Code should be placed in three backticks as shown below
# Subsetting my cluster of interest
cluster_seurat_obj <- subset(seurat_obj, idents = cluster_1")
DefaultAssay(cluster_seurat_obj) <- "RNA"
# Converting the Seurat object into a SingleCellExperiment object
sce <- as.SingleCellExperiment(DietSeurat(cluster_seurat_obj, graphs = c("pca", "umap")))
# Log-2 transforming the raw counts
logcounts(sce) <- log2(counts(sce) + 1)
# Converting the SingleCellExperiment object into a MAST SingleCellAssay object
sca <- MAST::SceToSingleCellAssay(sce, class = "SingleCellAssay")
# Scale gene detection rate
colData(sca)$nFeature_RNA = scale(colData(sca)$nFeature_RNA)
# Cellular detection rate
cdr2 <- colSums(assay(sca)>0)
colData(sca)$cngeneson <- scale(cdr2)
# Using column header for my variable of interest
cond <- factor(colData(sca)$process)
cond <- relevel(cond, "control") #setting my control, as there are 2 different disease processes as well
colData(sca)$condition <- cond
# Adding batch to cond to control for batch effect (using each individual sample as its own batch)
cond <- factor(colData(sca)$sample_ID)
colData(sca)$batch_ID <- cond
# Filtering genes to only include those with non-zero expression in >5% of cells
expressed_genes <- freq(sca) >0.05
sca <- sca[expressed_genes,]
# Performing the DEG analysis
zlmCond <- suppressMessages(MAST::zlm(~condition + cngeneson + (1 | batch_ID), exprs_value = "logcounts", sca,method='glmer',ebayes = FALSE,strictConvergence = FALSE, parallel=TRUE))
# Using "condition<diseaseofinterest>" annotation to highlight my condition of interest
summaryCond <- summary(zlmCond, doLRT='conditiondisease1')
summaryDt <- summaryCond$datatable
fcHurdle <- merge(summaryDt[contrast=='conditiondisease1' & component=='H',.(primerid, `Pr(>Chisq)`)],
summaryDt[contrast=='conditiondisease1' & component=='logFC', .(primerid, coef, ci.hi, ci.lo)], by='primerid')
fcHurdle[,fdr:=p.adjust(`Pr(>Chisq)`, 'fdr')]

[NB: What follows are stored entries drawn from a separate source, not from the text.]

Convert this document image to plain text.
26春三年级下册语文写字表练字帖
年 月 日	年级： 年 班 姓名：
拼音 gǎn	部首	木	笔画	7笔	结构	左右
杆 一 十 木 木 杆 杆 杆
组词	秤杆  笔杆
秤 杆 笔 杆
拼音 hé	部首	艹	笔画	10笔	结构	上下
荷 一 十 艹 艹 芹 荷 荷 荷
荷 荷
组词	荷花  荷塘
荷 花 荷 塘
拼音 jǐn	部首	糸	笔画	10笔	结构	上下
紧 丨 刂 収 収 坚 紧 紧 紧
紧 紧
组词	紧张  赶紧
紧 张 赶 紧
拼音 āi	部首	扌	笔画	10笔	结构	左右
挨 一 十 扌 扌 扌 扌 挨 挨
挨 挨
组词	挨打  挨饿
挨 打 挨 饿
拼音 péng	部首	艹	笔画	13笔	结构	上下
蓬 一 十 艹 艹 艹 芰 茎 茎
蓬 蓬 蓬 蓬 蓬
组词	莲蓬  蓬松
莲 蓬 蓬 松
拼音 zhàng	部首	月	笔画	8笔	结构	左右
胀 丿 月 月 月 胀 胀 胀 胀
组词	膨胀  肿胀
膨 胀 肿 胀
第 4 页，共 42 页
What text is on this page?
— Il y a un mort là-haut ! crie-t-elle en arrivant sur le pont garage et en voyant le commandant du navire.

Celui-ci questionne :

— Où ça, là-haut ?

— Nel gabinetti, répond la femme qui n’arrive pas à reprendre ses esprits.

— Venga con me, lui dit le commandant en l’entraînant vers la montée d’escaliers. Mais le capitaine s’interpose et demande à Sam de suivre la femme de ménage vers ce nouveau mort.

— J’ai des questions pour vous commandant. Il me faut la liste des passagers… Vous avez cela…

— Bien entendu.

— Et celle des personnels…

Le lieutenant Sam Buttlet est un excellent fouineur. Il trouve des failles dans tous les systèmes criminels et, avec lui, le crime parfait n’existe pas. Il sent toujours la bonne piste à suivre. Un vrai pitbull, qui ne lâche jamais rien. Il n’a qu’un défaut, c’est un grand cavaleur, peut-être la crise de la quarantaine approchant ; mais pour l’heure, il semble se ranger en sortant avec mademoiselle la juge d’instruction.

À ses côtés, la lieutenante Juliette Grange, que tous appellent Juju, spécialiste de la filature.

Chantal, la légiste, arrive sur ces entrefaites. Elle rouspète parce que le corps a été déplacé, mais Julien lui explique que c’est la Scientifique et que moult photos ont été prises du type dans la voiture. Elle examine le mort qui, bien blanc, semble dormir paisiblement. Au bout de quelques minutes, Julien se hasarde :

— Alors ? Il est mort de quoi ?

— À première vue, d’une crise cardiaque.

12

I do get the following warning when I run the zlm, suggesting that MAST cannot find a good model because the variability is too high. However, this is for a cluster with ~15,000 cells and a very common cell type, so I'm wondering if there's something wrong with my code itself:
Warning messages:
1: In checkConv(attr(opt, "derivs"), opt$par, ctrl = control$checkConv, :
Model failed to converge with max|grad| = 0.00241813 (tol = 0.002, component 1)
2: In checkConv(attr(opt, "derivs"), opt$par, ctrl = control$checkConv, :
Model failed to converge with max|grad| = 0.0464445 (tol = 0.002, component 1)
3: In checkConv(attr(opt, "derivs"), opt$par, ctrl = control$checkConv, :
Model failed to converge with max|grad| = 0.0719693 (tol = 0.002, component 1)
4: In checkConv(attr(opt, "derivs"), opt$par, ctrl = control$checkConv, :
Model is nearly unidentifiable: very large eigenvalue
- Rescale variables?
5: In checkConv(attr(opt, "derivs"), opt$par, ctrl = control$checkConv, :
Model failed to converge with max|grad| = 0.0824029 (tol = 0.002, component 1)
6: In checkConv(attr(opt, "derivs"), opt$par, ctrl = control$checkConv, :
Model is nearly unidentifiable: very large eigenvalue
- Rescale variables?;Model is nearly unidentifiable: large eigenvalue ratio
- Rescale variables?
The results end up with around 70 significant genes (FDR <0.05) but in the "coef" column correlating to the logFC, the absolute values range from 0.03 to 0.9 or so. This is very different in comparison to the Wilcoxon Rank Sum test or other pseudobulk approaches (where the log2FCs are typically in the 3s for a lot of the genes). My suspicion is that I'm doing something wrong, as a relative beginner to MAST, in what I'm coding but I'm not sure what steps to take next to troubleshoot this.
Any guidance would be much appreciated. Thanks in advance!
I am facing the same issue. Did you ever figure out why the logFC is so different?